Some Thor News

Over the past few months, people have been using thor for increasingly serious things. The project itself was extracted out of my textmate gem, and is a nice Railsish DSL for command-line applications. It uses classes and methods as its abstraction, in much the same way that Rails uses classes and methods. Here’s an example:

class Speak < Thor
  desc "name", "the name to say hello to"
  def hello(name)
    puts "Hello #{name}"
  end
end

Put a class like that in a file named Thorfile or *.thor into any directory or its tasks directory, and you’ll be able to invoke thor speak:hello Yehuda, and it will print Hello Yehuda. Thor also supports full option parsing:

class Speak < Thor
  desc "name", "the name to say hello to"
  method_options :loudly => false
  def hello(name)
    name.upcase! if options[:loudly]
    puts "Hello #{name}"
  end
end

Interestingly, the thor runner itself is just a thor script. That’s because the following is a valid stand-alone Ruby file that does not require the thor runner:

require 'rubygems'
require 'thor'

class Speak < Thor

  desc "name", "the name to say hello to"
  def hello(name)
    puts "Hello #{name}"
  end
end

Speak.start

You would invoke that script with binary_name hello Yehuda. The thor runner simply uses method_missing on the Thor::Runner class, so that thor foo:bar works, even though there is no foo:bar method in Thor::Runner. Here’s the method_missing method on Thor::Runner:

def method_missing(meth, *args)
  meth = meth.to_s
  super(meth.to_sym, *args) unless meth.include? ?:

  initialize_thorfiles(meth)
  task = Thor \[meth\]
  task.parse task.klass.new, ARGV[1..-1]
end

In the past few weeks, I finally got around to adding some sorely needed features. The first, to transparently wrap thor files in a Thor::Tasks namespace, so, for instance, the Merb < Thor class doesn’t conflict with the Merb module. The second was to add thor bundles (a surprisingly small commit), which allow the packaging of several files into a bundle. In the case of thor bundles, all you need to do is name a directory *.thor (instead of a file) and put a main.thor file inside. Everything will then work as expected.

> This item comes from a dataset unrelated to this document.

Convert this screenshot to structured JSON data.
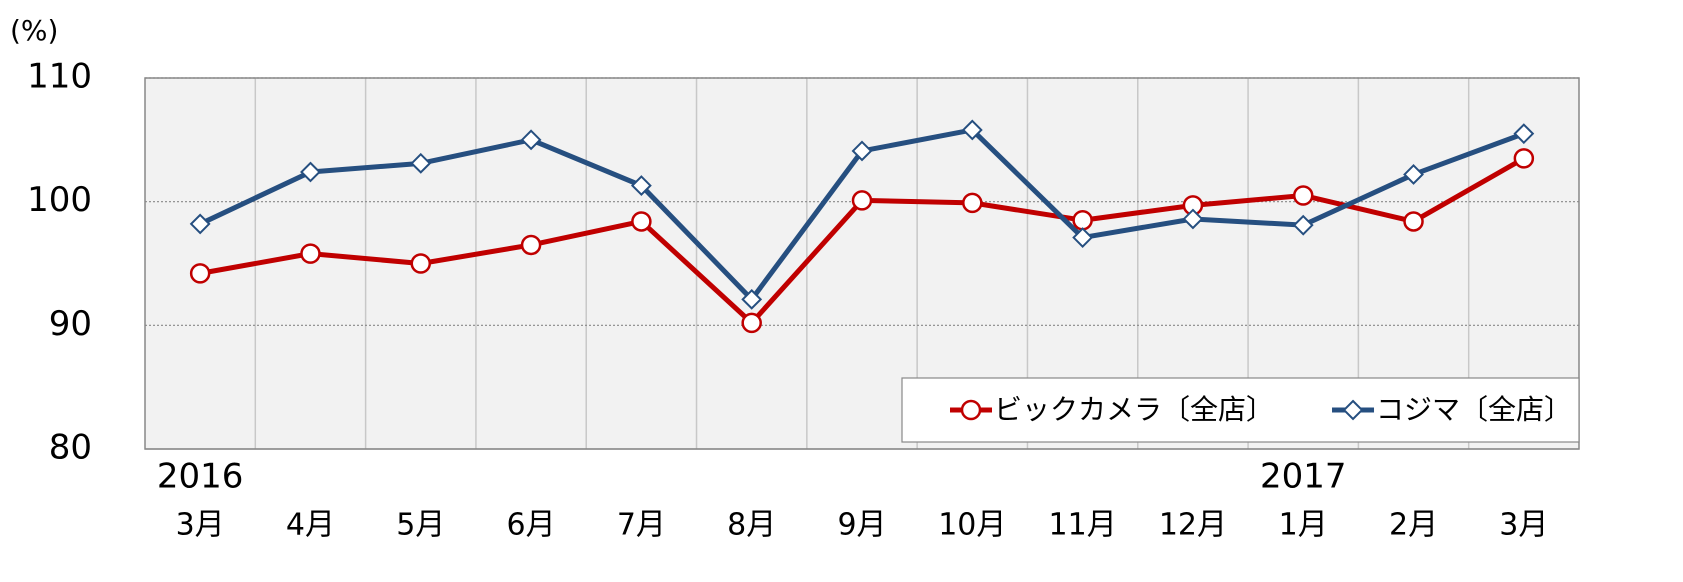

Finally, thor tasks can be installed systemwide by simply calling thor install filename or thor install http://example.com/foo.thor. All of thor’s features, including bundling, work transparently with installed tasks. As far as thor is concerned, installed gems are available in addition to any local gems, everywhere.

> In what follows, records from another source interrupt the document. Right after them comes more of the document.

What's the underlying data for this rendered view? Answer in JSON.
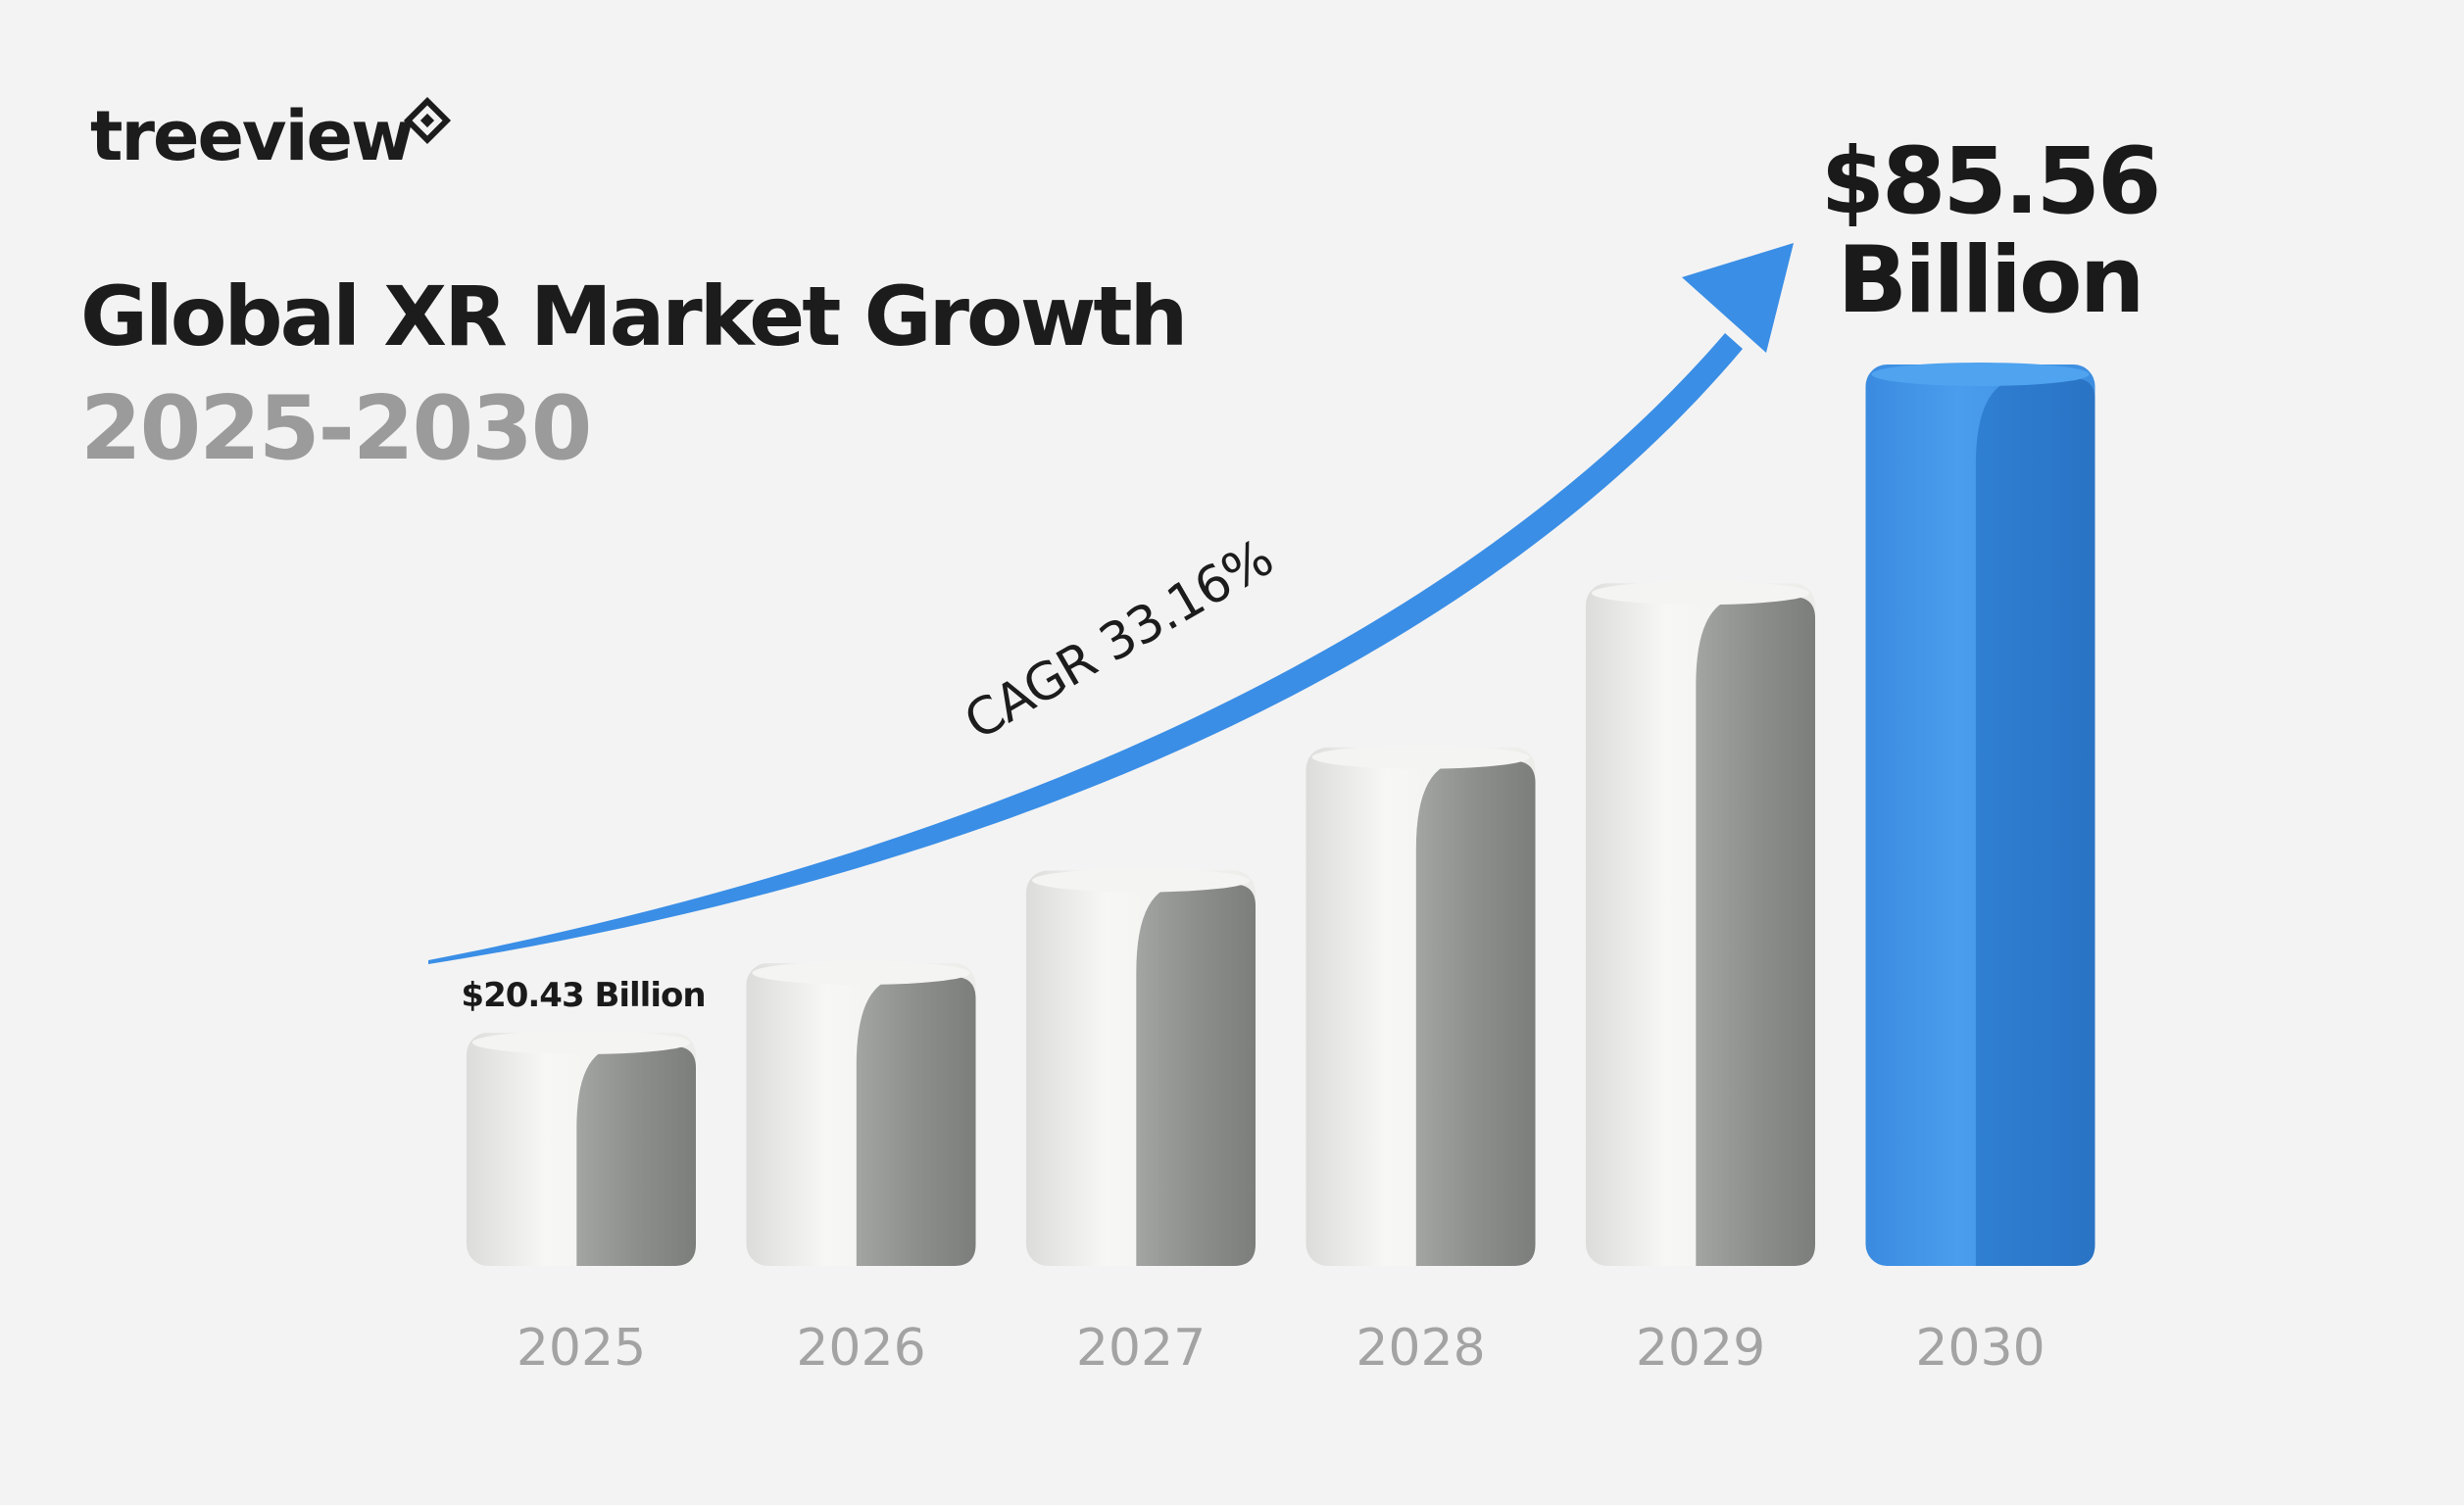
{
  "brand": {
    "name": "treeview",
    "logo_icon": "diamond-node-icon"
  },
  "header": {
    "title": "Global XR Market Growth",
    "subtitle": "2025-2030"
  },
  "colors": {
    "background": "#f3f3f3",
    "bar_light": "#efefed",
    "bar_shadow": "#8c8e8c",
    "bar_accent": "#3f93e3",
    "arrow": "#3a8ee6",
    "title": "#1c1c1c",
    "subtitle": "#9b9b9b",
    "year_labels": "#a3a3a3"
  },
  "annotations": {
    "cagr": "CAGR 33.16%",
    "start_value": "$20.43 Billion",
    "end_value_line1": "$85.56",
    "end_value_line2": "Billion"
  },
  "chart_data": {
    "type": "bar",
    "title": "Global XR Market Growth",
    "subtitle": "2025-2030",
    "categories": [
      "2025",
      "2026",
      "2027",
      "2028",
      "2029",
      "2030"
    ],
    "series": [
      {
        "values": [
          20.43,
          27.21,
          36.23,
          48.24,
          64.24,
          85.56
        ]
      }
    ],
    "unit": "Billion USD",
    "ylim": [
      0,
      90
    ],
    "highlight_category": "2030",
    "grid": false,
    "legend": "none",
    "annotations": [
      {
        "category": "2025",
        "text": "$20.43 Billion"
      },
      {
        "category": "2030",
        "text": "$85.56 Billion"
      },
      {
        "text": "CAGR 33.16%",
        "placement": "along trend arrow"
      }
    ]
  }
}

The final bit of news is that SproutCore (which is used in Apple’s MobileMe and iWork.com), which is already built on Merb, will be adopting thor for its build tools. Charles Jolley (of SproutCore) recently submitted quite a few interesting patches yesterday to make thor ready for use with SproutCore, and I expect to announce a 1.0 release in the next few weeks. I plan to fix up global options, make it possible to install bundles from remote locations. Is there something you want in thor before the 1.0 release? Let me know!